The surgical removal of an impacted canine: diagnosis, investigations and technique Zarish Rahman Hamnah Azam Bilal Ahmed Dental Update 2024 45:8, 707-709.
Authors
ZarishRahman
BDS(Hons), MFDS, PGCert(Dent Ed)
Orthodontic Specialty Registrar, Birmingham Dental Hospital, 5 Mill Pool Way, Birmingham B5 7EG, UK
Impacted canines occur in 1.7% of the population. These cases may be seen in general practice for further referral to an orthodontist or oral surgeon. Diagnosis often involves clinical examination, palpation and radiographic imaging to ascertain the location and association with anatomical structures. By using a clinical case, this paper aims to demonstrate one conservative way of managing the removal of impacted maxillary canines.
CPD/Clinical Relevance: Canine impactions can cause resorption to adjacent teeth. They may require orthodontic traction to be brought into alignment but in some cases surgical removal is necessary.
Article
The surgical removal of impacted maxillary canines is a commonly performed procedure in oral surgery. Indications for this procedure include impacted canines causing root resorption or hindrance of eruption of other teeth and canines undergoing cystic change.1,2 During this process, diagnosis and investigation are achieved through clinical examination, palpation and radiographic imaging. Clinicians routinely use the horizontal or vertical parallax technique which involves using radiographic images taken at different angulations. This is usually performed to help determine the location of the impacted tooth. High quality radiographic imaging in the maxillary incisal region may also help identify local anatomical features, such as the nasopalatine foramen. It is important to identify such features during the surgical treatment planning stages.
History
A 19-year-old female was referred to the oral surgery department for the orthodontic extractions of her retained URC and ULC to aid management of her impacted canines.3 Upon clinical and radiographic investigations, it was determined that the maxillary canines were positioned unfavourably and would not be suitable for orthodontic extrusion; thus needing to be surgically removed.4 The patient had an underlying skeletal malocclusion that required a bimaxillary osteotomy. However, the patient was not keen on orthognathic surgery. Thus it was agreed by the orthodontist and patient to mask her bimaxillary proclination with orthodontic camouflage, by removing her impacted canines and bringing her maxillary first premolars anteriorly to mimic canines.
Investigations
A lateral cephalometric reading, an anterior maxillary occlusal and an orthopantomogram were used initially. A cone beam CT was required to investigate the close proximity to the adjacent maxillary lateral incisors as well as potential resorption. Figure 1 shows a lateral cephalogram of the patient, with an arrow to indicate an underlying Class III skeletal malocclusion and bimaxillary proclination; the patient's full dentition is shown in Figure 2 via OPG.

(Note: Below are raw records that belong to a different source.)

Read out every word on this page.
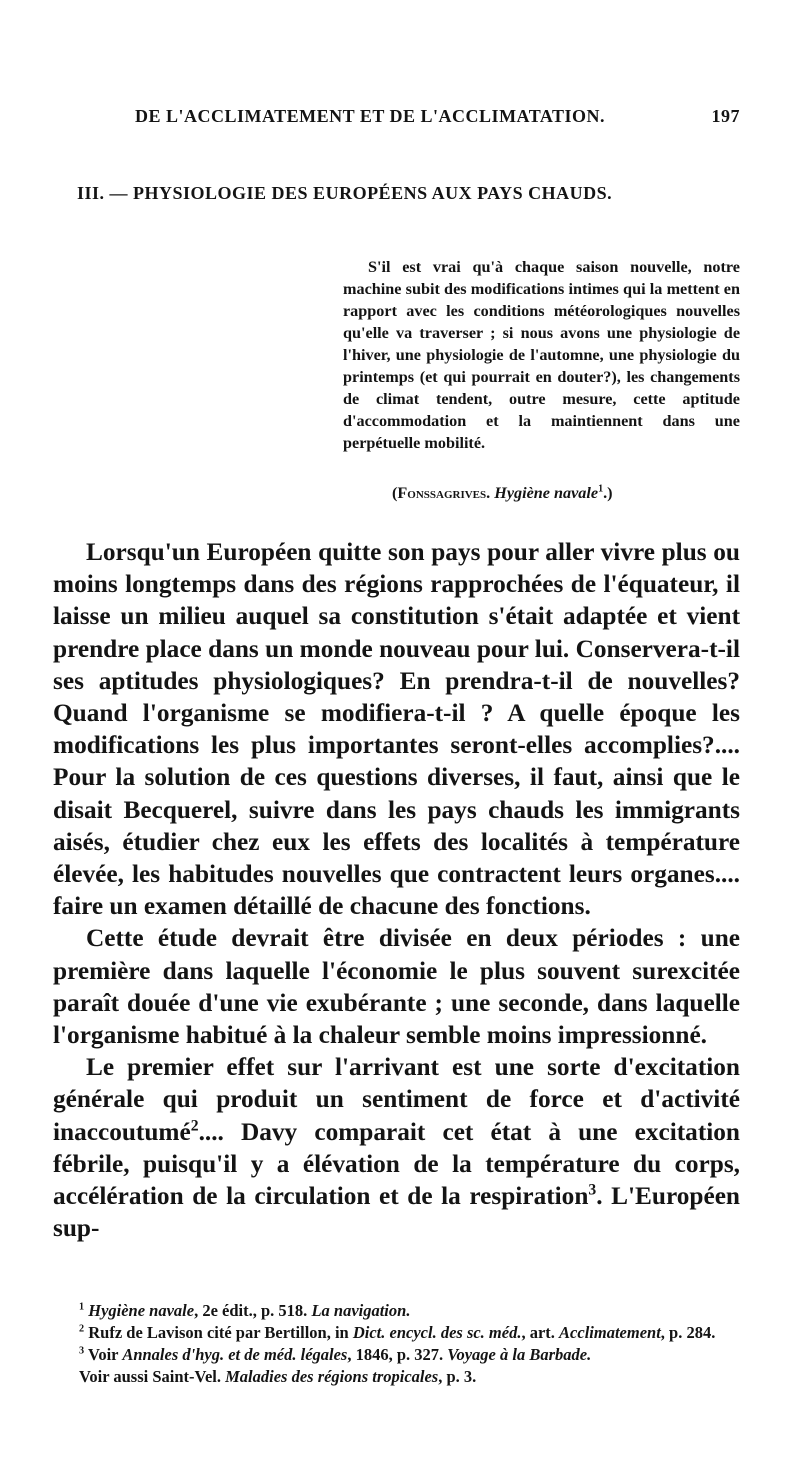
DE L'ACCLIMATEMENT ET DE L'ACCLIMATATION.	197
III. — PHYSIOLOGIE DES EUROPÉENS AUX PAYS CHAUDS.

S'il est vrai qu'à chaque saison nouvelle, notre machine subit des modifications intimes qui la mettent en rapport avec les conditions météorologiques nouvelles qu'elle va traverser ; si nous avons une physiologie de l'hiver, une physiologie de l'automne, une physiologie du printemps (et qui pourrait en douter?), les changements de climat tendent, outre mesure, cette aptitude d'accommodation et la maintiennent dans une perpétuelle mobilité.

(Fonssagrives. Hygiène navale$^1$.)

Lorsqu'un Européen quitte son pays pour aller vivre plus ou moins longtemps dans des régions rapprochées de l'équateur, il laisse un milieu auquel sa constitution s'était adaptée et vient prendre place dans un monde nouveau pour lui. Conservera-t-il ses aptitudes physiologiques? En prendra-t-il de nouvelles? Quand l'organisme se modifiera-t-il ? A quelle époque les modifications les plus importantes seront-elles accomplies?.... Pour la solution de ces questions diverses, il faut, ainsi que le disait Becquerel, suivre dans les pays chauds les immigrants aisés, étudier chez eux les effets des localités à température élevée, les habitudes nouvelles que contractent leurs organes.... faire un examen détaillé de chacune des fonctions.

Cette étude devrait être divisée en deux périodes : une première dans laquelle l'économie le plus souvent surexcitée paraît douée d'une vie exubérante ; une seconde, dans laquelle l'organisme habitué à la chaleur semble moins impressionné.

Le premier effet sur l'arrivant est une sorte d'excitation générale qui produit un sentiment de force et d'activité inaccoutumé$^2$.... Davy comparait cet état à une excitation fébrile, puisqu'il y a élévation de la température du corps, accélération de la circulation et de la respiration$^3$. L'Européen sup-

$^1$ Hygiène navale, 2e édit., p. 518. La navigation.

$^2$ Rufz de Lavison cité par Bertillon, in Dict. encycl. des sc. méd., art. Acclimatement, p. 284.

$^3$ Voir Annales d'hyg. et de méd. légales, 1846, p. 327. Voyage à la Barbade.

Voir aussi Saint-Vel. Maladies des régions tropicales, p. 3.
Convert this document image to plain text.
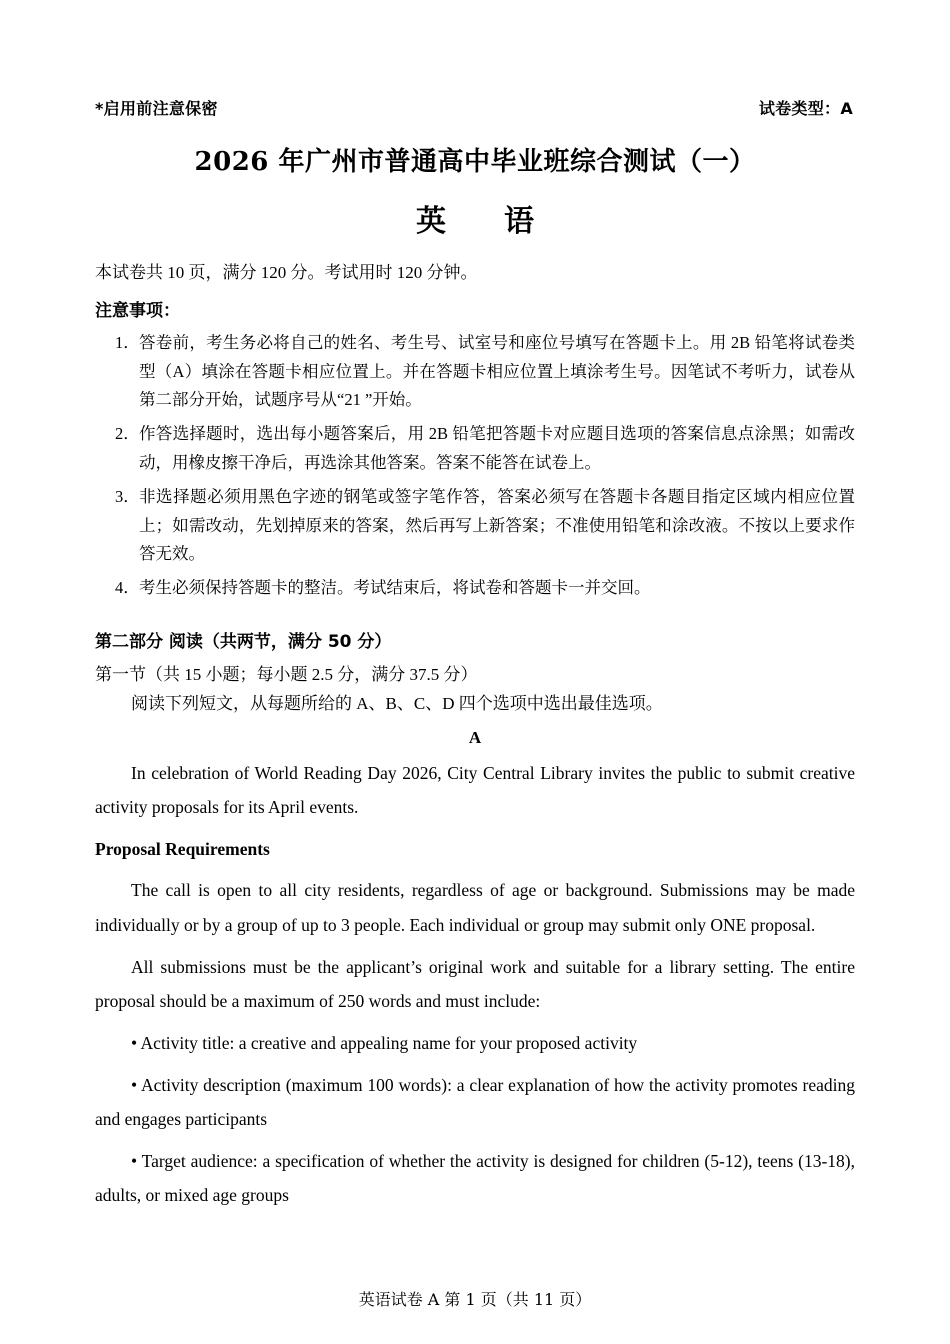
*启用前注意保密	试卷类型：A
2026 年广州市普通高中毕业班综合测试（一）
英　语
本试卷共 10 页，满分 120 分。考试用时 120 分钟。
注意事项：
1． 答卷前，考生务必将自己的姓名、考生号、试室号和座位号填写在答题卡上。用 2B 铅笔将试卷类型（A）填涂在答题卡相应位置上。并在答题卡相应位置上填涂考生号。因笔试不考听力，试卷从第二部分开始，试题序号从“21 ”开始。
2． 作答选择题时，选出每小题答案后，用 2B 铅笔把答题卡对应题目选项的答案信息点涂黑；如需改动，用橡皮擦干净后，再选涂其他答案。答案不能答在试卷上。
3． 非选择题必须用黑色字迹的钢笔或签字笔作答，答案必须写在答题卡各题目指定区域内相应位置上；如需改动，先划掉原来的答案，然后再写上新答案；不准使用铅笔和涂改液。不按以上要求作答无效。
4． 考生必须保持答题卡的整洁。考试结束后，将试卷和答题卡一并交回。
第二部分 阅读（共两节，满分 50 分）
第一节（共 15 小题；每小题 2.5 分，满分 37.5 分）
阅读下列短文，从每题所给的 A、B、C、D 四个选项中选出最佳选项。
A
In celebration of World Reading Day 2026, City Central Library invites the public to submit creative activity proposals for its April events.
Proposal Requirements
The call is open to all city residents, regardless of age or background. Submissions may be made individually or by a group of up to 3 people. Each individual or group may submit only ONE proposal.
All submissions must be the applicant’s original work and suitable for a library setting. The entire proposal should be a maximum of 250 words and must include:
• Activity title: a creative and appealing name for your proposed activity
• Activity description (maximum 100 words): a clear explanation of how the activity promotes reading and engages participants
• Target audience: a specification of whether the activity is designed for children (5-12), teens (13-18), adults, or mixed age groups
英语试卷 A 第 1 页（共 11 页）
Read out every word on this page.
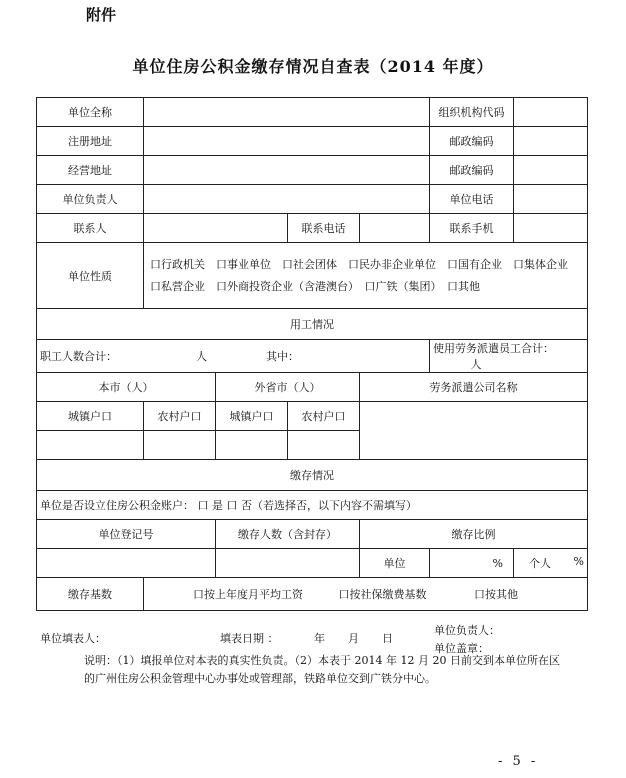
附件
单位住房公积金缴存情况自查表（2014 年度）
单位全称					组织机构代码	
注册地址					邮政编码	
经营地址					邮政编码	
单位负责人					单位电话	
联系人			联系电话		联系手机	
单位性质	口行政机关　口事业单位　口社会团体　口民办非企业单位　口国有企业　口集体企业　口私营企业　口外商投资企业（含港澳台）　口广铁（集团）　口其他					
用工情况						
职工人数合计： 人 其中：					使用劳务派遣员工合计：  人	
本市（人）		外省市（人）		劳务派遣公司名称		
城镇户口	农村户口	城镇户口	农村户口			

缴存情况						
单位是否设立住房公积金账户： 口 是 口 否（若选择否，以下内容不需填写）						
单位登记号		缴存人数（含封存）		缴存比例		
				单位	%	个人 %

缴存基数	口按上年度月平均工资 口按社保缴费基数 口按其他					
单位填表人：	填表日期 ：	年 月 日
单位负责人：
单位盖章：
说明：（1）填报单位对本表的真实性负责。（2）本表于 2014 年 12 月 20 日前交到本单位所在区的广州住房公积金管理中心办事处或管理部，铁路单位交到广铁分中心。
- 5 -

The OPG (Figure 2) and anterior maxillary occlusal radiograph (Figure 3) illustrate palatally impacted and unfavourably positioned maxillary canines (indicated by arrows). The maxillary CBCT in Figure 4 shows the UR3 (indicated by an arrow), whilst Figure 5 shows the UL3 (indicated by an arrow). The images shown in Figures 4 and 5 helped to determine the angulation and degree of impaction of the maxillary canines.
Surgical technique
The procedure for the surgical removal of the upper left canine was carried out under Midazolam IV sedation together with local infiltrations of lignocaine and articaine by one of the authors (BA). A pre-operative image of the maxillary arch can be seen in Figure 6. A full mucoperiosteal flap extending from the UR1 to UL6 was raised using a curved Warwick James to reflect the papilla. This was then followed by the use of a Howarth's periosteal elevator further to reflect the flap shown in Figure 7.5 A black silk retraction suture was used to retract the flap to ensure good visual access without impinging on the nasopalatine nerve (Figure 8). Bone removal was necessary to expose the crown of the tooth. Using the CBCT to help locate the crown (Figures 4 and 5), a round stainless steel bur was used to remove bone carefully whilst making sure to stay clear of adjacent teeth; the follicular tissue was removed as it may prevent bony healing. The crown head of the impacted canine can be seen in Figure 9. As seen in Figure 10, the crown was sectioned using a Toller fissure bur. A luxator was then used to free the periodontal ligament and mobilize the root (Figure 11), whereas a Coupland's I was used to elevate the root (Figures 12 and 13). Figure 14 shows the remaining socket which was curetted and irrigated before closure. The flap was then closed with interrupted sutures with the knots lying buccally to limit patient discomfort (Figure 15). Figure 16 shows the extracted crown and root.
Conclusion
This case describes the conservative technique used for the surgical removal of a palatally impacted maxillary canine. Careful patient selection ensured a successful procedure under intravenous sedation, thus eliminating the need for a GA. Good surgical retraction ensured adequate visual access without compromising the neurovascular bundle.